Mengukur peningkatan penglihatan berdasarkan skala yang dikenal sebagai garis logMAR, yang secara kasar mencerminkan baris pada grafik mata standar, anak-anak berusia antara tiga dan lima tahun memperoleh rata-rata 2,29 garis, anak-anak berusia lima hingga tujuh tahun memperoleh 2,41 garis, dan anak-anak berusia tujuh hingga 13 tahun memperoleh 1,65 garis.
Perbedaan yang lebih dramatis terlihat pada anak-anak dengan penyakit mata malas yang parah, meskipun penulis mengingatkan bahwa penelitian ini tidak melibatkan banyak anak dengan penyakit mata malas yang parah, sehingga jumlahnya mungkin tidak mewakili secara luas.
Dalam kategori tersebut, anak-anak pada kelompok usia termuda mengalami peningkatan ketajaman penglihatan rata-rata sebesar 4,16 garis – lebih dari dua kali lipat dibandingkan anak tertua yang memperoleh 1,99 garis.

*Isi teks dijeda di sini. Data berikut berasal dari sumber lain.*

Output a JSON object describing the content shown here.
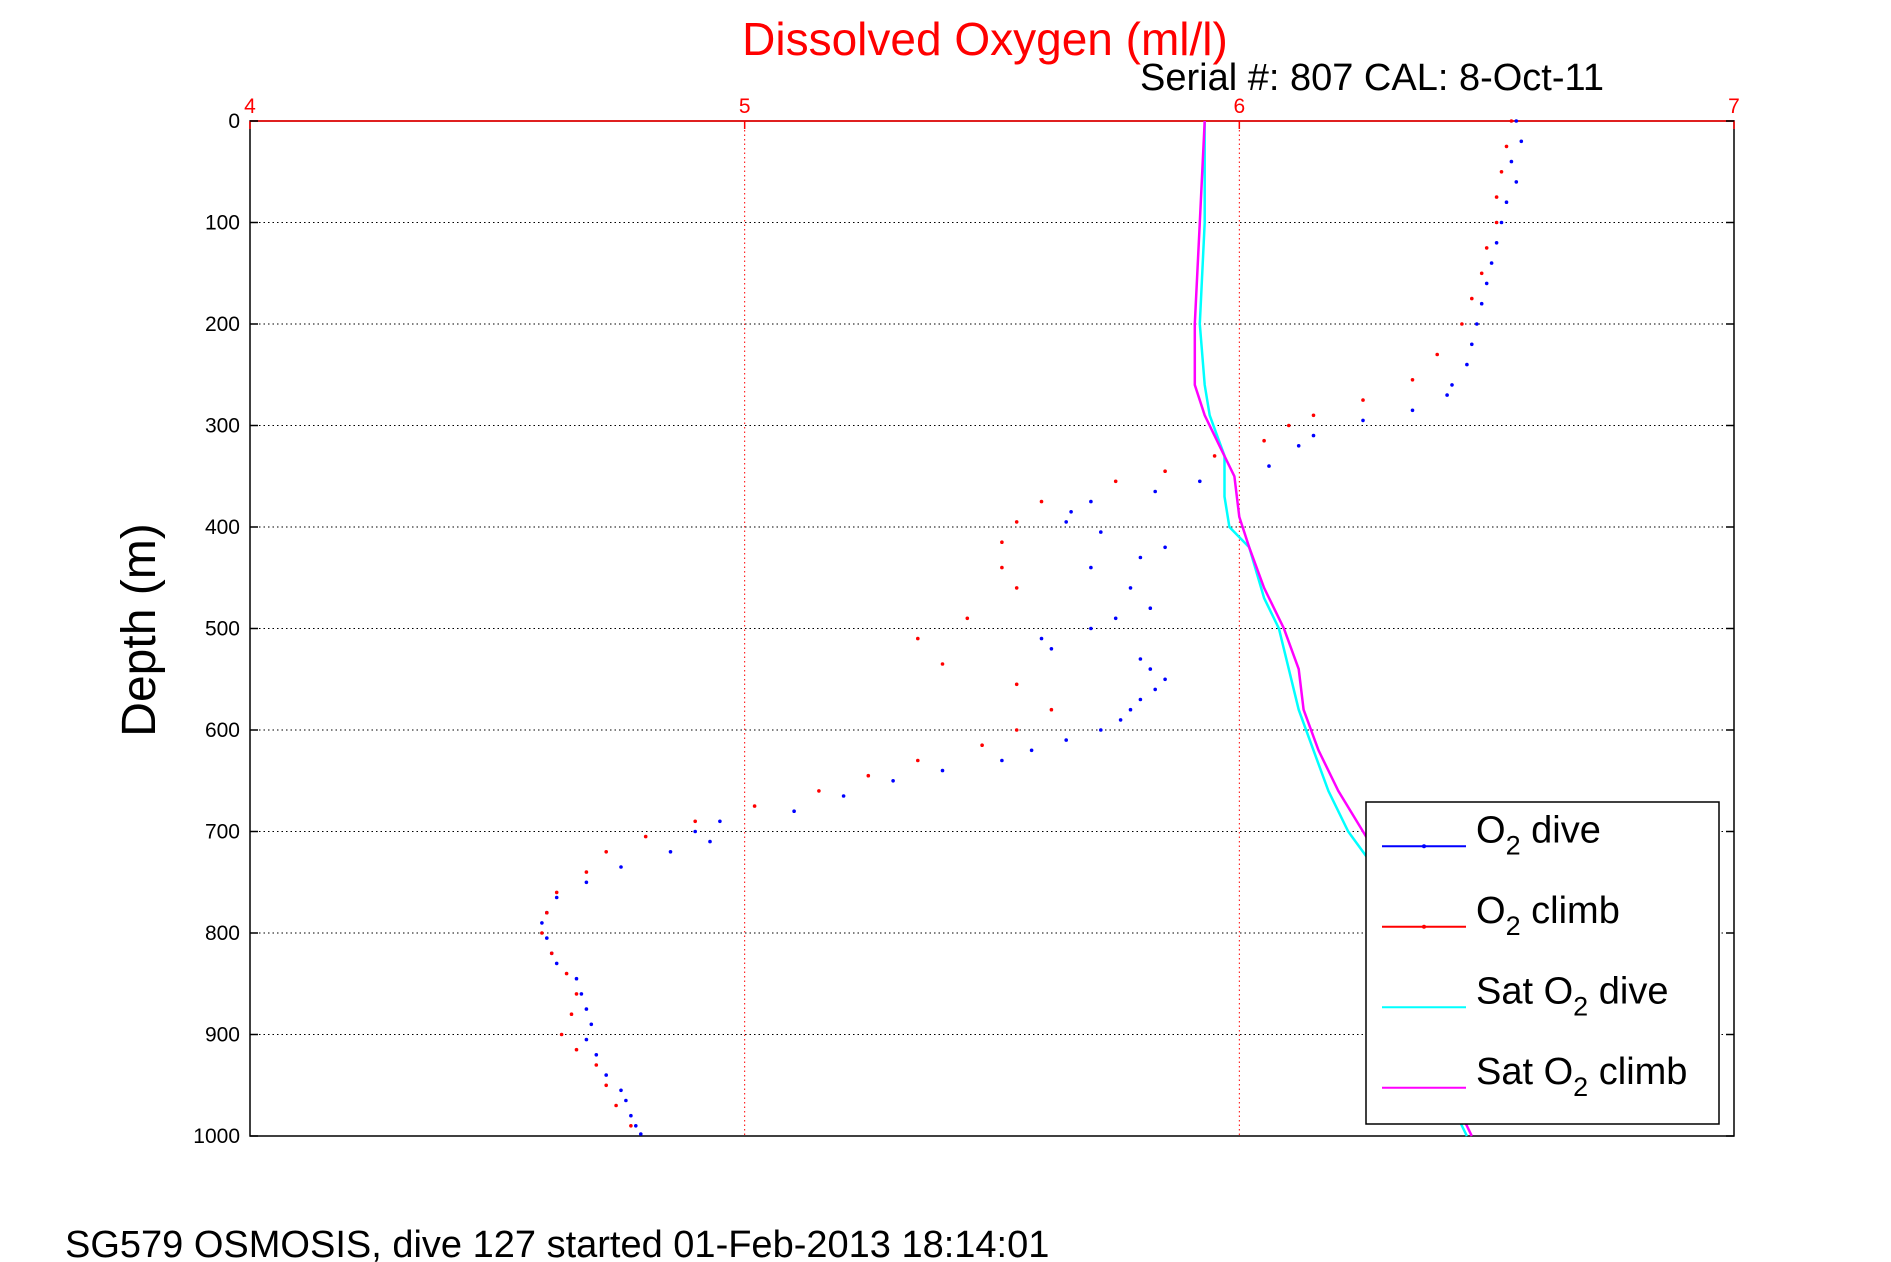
{
  "chart_data": {
    "type": "scatter",
    "title": "Dissolved Oxygen (ml/l)",
    "subtitle": "Serial #: 807  CAL: 8-Oct-11",
    "ylabel": "Depth (m)",
    "xlim": [
      4,
      7
    ],
    "ylim": [
      0,
      1000
    ],
    "y_reversed": true,
    "x_axis_position": "top",
    "x_ticks": [
      4,
      5,
      6,
      7
    ],
    "y_ticks": [
      0,
      100,
      200,
      300,
      400,
      500,
      600,
      700,
      800,
      900,
      1000
    ],
    "grid": true,
    "legend_position": "bottom-right",
    "footer": "SG579 OSMOSIS, dive 127 started 01-Feb-2013 18:14:01",
    "colors": {
      "title": "#ff0000",
      "x_axis": "#ff0000",
      "grid": "#000000",
      "legend_box": "#000000"
    },
    "series": [
      {
        "name": "O2 dive",
        "legend_main": "O",
        "legend_sub": "2",
        "legend_rest": " dive",
        "style": "dots",
        "color": "#0000ff",
        "points": [
          [
            6.56,
            0
          ],
          [
            6.57,
            20
          ],
          [
            6.55,
            40
          ],
          [
            6.56,
            60
          ],
          [
            6.54,
            80
          ],
          [
            6.53,
            100
          ],
          [
            6.52,
            120
          ],
          [
            6.51,
            140
          ],
          [
            6.5,
            160
          ],
          [
            6.49,
            180
          ],
          [
            6.48,
            200
          ],
          [
            6.47,
            220
          ],
          [
            6.46,
            240
          ],
          [
            6.43,
            260
          ],
          [
            6.42,
            270
          ],
          [
            6.35,
            285
          ],
          [
            6.25,
            295
          ],
          [
            6.15,
            310
          ],
          [
            6.12,
            320
          ],
          [
            6.06,
            340
          ],
          [
            5.92,
            355
          ],
          [
            5.83,
            365
          ],
          [
            5.7,
            375
          ],
          [
            5.66,
            385
          ],
          [
            5.65,
            395
          ],
          [
            5.72,
            405
          ],
          [
            5.85,
            420
          ],
          [
            5.8,
            430
          ],
          [
            5.7,
            440
          ],
          [
            5.78,
            460
          ],
          [
            5.82,
            480
          ],
          [
            5.75,
            490
          ],
          [
            5.7,
            500
          ],
          [
            5.6,
            510
          ],
          [
            5.62,
            520
          ],
          [
            5.8,
            530
          ],
          [
            5.82,
            540
          ],
          [
            5.85,
            550
          ],
          [
            5.83,
            560
          ],
          [
            5.8,
            570
          ],
          [
            5.78,
            580
          ],
          [
            5.76,
            590
          ],
          [
            5.72,
            600
          ],
          [
            5.65,
            610
          ],
          [
            5.58,
            620
          ],
          [
            5.52,
            630
          ],
          [
            5.4,
            640
          ],
          [
            5.3,
            650
          ],
          [
            5.2,
            665
          ],
          [
            5.1,
            680
          ],
          [
            4.95,
            690
          ],
          [
            4.9,
            700
          ],
          [
            4.93,
            710
          ],
          [
            4.85,
            720
          ],
          [
            4.75,
            735
          ],
          [
            4.68,
            750
          ],
          [
            4.62,
            765
          ],
          [
            4.6,
            780
          ],
          [
            4.59,
            790
          ],
          [
            4.6,
            805
          ],
          [
            4.61,
            820
          ],
          [
            4.62,
            830
          ],
          [
            4.66,
            845
          ],
          [
            4.67,
            860
          ],
          [
            4.68,
            875
          ],
          [
            4.69,
            890
          ],
          [
            4.68,
            905
          ],
          [
            4.7,
            920
          ],
          [
            4.72,
            940
          ],
          [
            4.75,
            955
          ],
          [
            4.76,
            965
          ],
          [
            4.77,
            980
          ],
          [
            4.78,
            990
          ],
          [
            4.79,
            998
          ]
        ]
      },
      {
        "name": "O2 climb",
        "legend_main": "O",
        "legend_sub": "2",
        "legend_rest": " climb",
        "style": "dots",
        "color": "#ff0000",
        "points": [
          [
            6.55,
            0
          ],
          [
            6.54,
            25
          ],
          [
            6.53,
            50
          ],
          [
            6.52,
            75
          ],
          [
            6.52,
            100
          ],
          [
            6.5,
            125
          ],
          [
            6.49,
            150
          ],
          [
            6.47,
            175
          ],
          [
            6.45,
            200
          ],
          [
            6.4,
            230
          ],
          [
            6.35,
            255
          ],
          [
            6.25,
            275
          ],
          [
            6.15,
            290
          ],
          [
            6.1,
            300
          ],
          [
            6.05,
            315
          ],
          [
            5.95,
            330
          ],
          [
            5.85,
            345
          ],
          [
            5.75,
            355
          ],
          [
            5.6,
            375
          ],
          [
            5.55,
            395
          ],
          [
            5.52,
            415
          ],
          [
            5.52,
            440
          ],
          [
            5.55,
            460
          ],
          [
            5.45,
            490
          ],
          [
            5.35,
            510
          ],
          [
            5.4,
            535
          ],
          [
            5.55,
            555
          ],
          [
            5.62,
            580
          ],
          [
            5.55,
            600
          ],
          [
            5.48,
            615
          ],
          [
            5.35,
            630
          ],
          [
            5.25,
            645
          ],
          [
            5.15,
            660
          ],
          [
            5.02,
            675
          ],
          [
            4.9,
            690
          ],
          [
            4.8,
            705
          ],
          [
            4.72,
            720
          ],
          [
            4.68,
            740
          ],
          [
            4.62,
            760
          ],
          [
            4.6,
            780
          ],
          [
            4.59,
            800
          ],
          [
            4.61,
            820
          ],
          [
            4.64,
            840
          ],
          [
            4.66,
            860
          ],
          [
            4.65,
            880
          ],
          [
            4.63,
            900
          ],
          [
            4.66,
            915
          ],
          [
            4.7,
            930
          ],
          [
            4.72,
            950
          ],
          [
            4.74,
            970
          ],
          [
            4.77,
            990
          ]
        ]
      },
      {
        "name": "Sat O2 dive",
        "legend_main": "Sat O",
        "legend_sub": "2",
        "legend_rest": " dive",
        "style": "line",
        "color": "#00ffff",
        "points": [
          [
            5.93,
            0
          ],
          [
            5.93,
            100
          ],
          [
            5.92,
            200
          ],
          [
            5.93,
            260
          ],
          [
            5.94,
            290
          ],
          [
            5.97,
            330
          ],
          [
            5.97,
            370
          ],
          [
            5.98,
            400
          ],
          [
            6.02,
            420
          ],
          [
            6.05,
            470
          ],
          [
            6.08,
            500
          ],
          [
            6.1,
            540
          ],
          [
            6.12,
            580
          ],
          [
            6.15,
            620
          ],
          [
            6.18,
            660
          ],
          [
            6.22,
            700
          ],
          [
            6.28,
            740
          ],
          [
            6.33,
            780
          ],
          [
            6.37,
            830
          ],
          [
            6.4,
            880
          ],
          [
            6.42,
            930
          ],
          [
            6.43,
            970
          ],
          [
            6.46,
            1000
          ]
        ]
      },
      {
        "name": "Sat O2 climb",
        "legend_main": "Sat O",
        "legend_sub": "2",
        "legend_rest": " climb",
        "style": "line",
        "color": "#ff00ff",
        "points": [
          [
            5.93,
            0
          ],
          [
            5.92,
            100
          ],
          [
            5.91,
            200
          ],
          [
            5.91,
            260
          ],
          [
            5.93,
            290
          ],
          [
            5.96,
            320
          ],
          [
            5.99,
            350
          ],
          [
            6.0,
            390
          ],
          [
            6.02,
            420
          ],
          [
            6.05,
            460
          ],
          [
            6.09,
            500
          ],
          [
            6.12,
            540
          ],
          [
            6.13,
            580
          ],
          [
            6.16,
            620
          ],
          [
            6.2,
            660
          ],
          [
            6.25,
            700
          ],
          [
            6.3,
            740
          ],
          [
            6.34,
            780
          ],
          [
            6.38,
            830
          ],
          [
            6.41,
            880
          ],
          [
            6.43,
            930
          ],
          [
            6.44,
            970
          ],
          [
            6.47,
            1000
          ]
        ]
      }
    ]
  }
}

Respons terhadap pengobatan mata malas “hanya penting jika mereka mempertahankan tingkat penglihatan tersebut”, kata Dr. Norman Medow, direktur Pediatric Ophthalmology di Montefiore Medical Center di Bronx, New York, yang tidak terlibat dalam penelitian ini.
Hasil baru ini penting, namun usia pasien mungkin tidak dapat memprediksi apakah mereka akan merasakan manfaat jangka panjang dari pengobatan tersebut, katanya kepada Reuters Health.
Terlepas dari manfaat pengobatan yang dilakukan lebih awal, Repka mencatat bahwa manfaat pengobatan untuk anak yang lebih besar ternyata lebih baik dari perkiraan sebelumnya. “Kelompok yang menurut kami tidak dapat diobati ternyata cukup dapat diobati,” katanya.